DESCRIPTION (provided by applicant): Atherosclerosis is the major cause of cardiovascular disease. It is recognized as an inflammatory disorder involving endothelial cell (EC) dysfunction and infiltration of macrophages and lymphocytes into the arterial wall, but the events contributing to the chronic inflammation remain elusive. Atherosclerosis preferentially develops in regions of the arterial tree with branches and curvatures where blood flow is disturbed and shear stress is low and non-uniform. There is increasing evidence that laminar blood flow with high shear stress modulates gene expression in ECs to protect against atherosclerosis and inflammation and that disturbed flow and low shear stress upregulates proatherosclerotic and proinflammatory genes. It has long been suspected that human cytomegalovirus (HCMV) infection is a risk factor for vascular disease such as atherosclerosis and restenosis following angioplasty. The key question is what is the mechanism underlying HCMV's role in the disease process? We hypothesize that infection of ECs and generation of a specific T cell response may be key factors. The significance of this proposal is that we will use a novel multifaceted approach to study interactions among HCMV, ECs, and PBMCs under conditions of flow and shear stress that closely mirror the conditions found in arteries susceptible to atherosclerosis. I brings together the extensive expertise in the Deborah Spector lab on molecular and cellular biology of HCMV and the broad experience in the Stephen Spector lab on HCMV pathogenesis, immunology, and translational medicine to test our hypothesis and assess the potential role of HCMV in atherosclerosis. Two specific aims are proposed: In Aim 1, we will determine how HCMV infection of aortic ECs impacts on expression of adhesion factors and inflammatory cytokines and chemokines under high vs. low shear stress. In Aim 2, we will determine how HCMV infection of aortic ECs and differential adhesion of HCMV immunologically primed and naive PBMCs under different flow conditions contribute to EC dysfunction. The long-term objective of this proposal is to provide novel insights into the pathogenesis of atherosclerosis. Accomplishment of this goal will facilitate the development of new strategies designed to prevent and treat atherosclerotic disease.

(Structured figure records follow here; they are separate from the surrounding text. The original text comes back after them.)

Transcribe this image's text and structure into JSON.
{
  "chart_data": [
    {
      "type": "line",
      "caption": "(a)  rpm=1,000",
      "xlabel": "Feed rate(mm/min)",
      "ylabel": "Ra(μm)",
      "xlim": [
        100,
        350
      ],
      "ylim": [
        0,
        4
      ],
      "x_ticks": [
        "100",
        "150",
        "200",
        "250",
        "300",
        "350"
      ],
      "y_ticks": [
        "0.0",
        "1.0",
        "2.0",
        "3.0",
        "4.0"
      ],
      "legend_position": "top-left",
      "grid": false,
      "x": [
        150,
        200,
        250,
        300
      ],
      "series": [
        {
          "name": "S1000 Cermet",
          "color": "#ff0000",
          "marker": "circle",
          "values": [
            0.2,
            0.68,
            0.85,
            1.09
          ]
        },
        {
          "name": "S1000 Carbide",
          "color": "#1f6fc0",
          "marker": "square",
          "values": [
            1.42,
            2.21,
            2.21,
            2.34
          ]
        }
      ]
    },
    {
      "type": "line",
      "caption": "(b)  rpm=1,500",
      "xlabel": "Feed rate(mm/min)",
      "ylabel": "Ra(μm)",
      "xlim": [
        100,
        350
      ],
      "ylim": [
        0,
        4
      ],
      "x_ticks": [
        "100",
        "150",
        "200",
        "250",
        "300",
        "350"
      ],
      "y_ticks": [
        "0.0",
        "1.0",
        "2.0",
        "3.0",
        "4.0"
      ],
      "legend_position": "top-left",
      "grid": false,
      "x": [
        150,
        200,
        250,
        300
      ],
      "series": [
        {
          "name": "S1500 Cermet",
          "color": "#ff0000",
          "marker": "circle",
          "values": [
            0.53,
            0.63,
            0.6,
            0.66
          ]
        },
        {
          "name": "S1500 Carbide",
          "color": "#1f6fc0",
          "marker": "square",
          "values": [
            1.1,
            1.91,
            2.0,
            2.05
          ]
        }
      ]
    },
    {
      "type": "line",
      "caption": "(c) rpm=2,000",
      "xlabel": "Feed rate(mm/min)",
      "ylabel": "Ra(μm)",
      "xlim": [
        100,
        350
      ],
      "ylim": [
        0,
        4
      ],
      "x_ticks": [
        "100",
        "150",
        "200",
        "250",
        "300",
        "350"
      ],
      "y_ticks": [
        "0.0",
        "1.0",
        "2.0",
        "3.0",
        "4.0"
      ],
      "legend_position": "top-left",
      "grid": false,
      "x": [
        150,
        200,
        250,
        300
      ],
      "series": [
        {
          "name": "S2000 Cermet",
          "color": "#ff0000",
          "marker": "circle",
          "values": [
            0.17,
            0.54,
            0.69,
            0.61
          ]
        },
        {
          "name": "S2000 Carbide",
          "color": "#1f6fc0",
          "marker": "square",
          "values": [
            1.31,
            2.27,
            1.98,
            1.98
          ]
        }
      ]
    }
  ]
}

描述（由申请人提供）：动脉粥样硬化是心血管疾病的主要原因。它被认为是一种炎症性疾病，涉及内皮细胞 (EC) 功能障碍以及巨噬细胞和淋巴细胞浸润动脉壁，但导致慢性炎症的事件仍然难以捉摸。动脉粥样硬化优先发生在具有分支和弯曲的动脉树区域，这些区域血流受到干扰，剪切应力低且不均匀。越来越多的证据表明，高剪切应力的层流血流调节内皮细胞中的基因表达，以防止动脉粥样硬化和炎症，并且血流紊乱和低剪切应力上调促动脉粥样硬化和促炎基因。长期以来，人们一直怀疑人类巨细胞病毒（HCMV）感染是动脉粥样硬化和血管成形术后再狭窄等血管疾病的危险因素。关键问题是HCMV在疾病过程中发挥作用的机制是什么？我们假设 EC 的感染和特定 T 细胞反应的产生可能是关键因素。该提案的意义在于，我们将使用一种新颖的多方面方法来研究在流动和剪切应力条件下 HCMV、EC 和 PBMC 之间的相互作用，这些条件密切反映了易患动脉粥样硬化的动脉中发现的条件。我汇集了 Deborah Spector 实验室在 HCMV 分子和细胞生物学方面的丰富专业知识以及 Stephen Spector 实验室在 HCMV 发病机制、免疫学和转化医学方面的丰富经验，以检验我们的假设并评估 HCMV 在动脉粥样硬化中的潜在作用。提出了两个具体目标：在目标 1 中，我们将确定主动脉 EC 的 HCMV 感染如何在高剪切应力和低剪切应力下影响粘附因子、炎症细胞因子和趋化因子的表达。在目标 2 中，我们将确定主动脉 EC 的 HCMV 感染以及不同血流条件下 HCMV 免疫引发和初始 PBMC 的差异粘附如何导致 EC 功能障碍。该提案的长期目标是为动脉粥样硬化的发病机制提供新的见解。这一目标的实现将促进旨在预防和治疗动脉粥样硬化疾病的新策略的开发。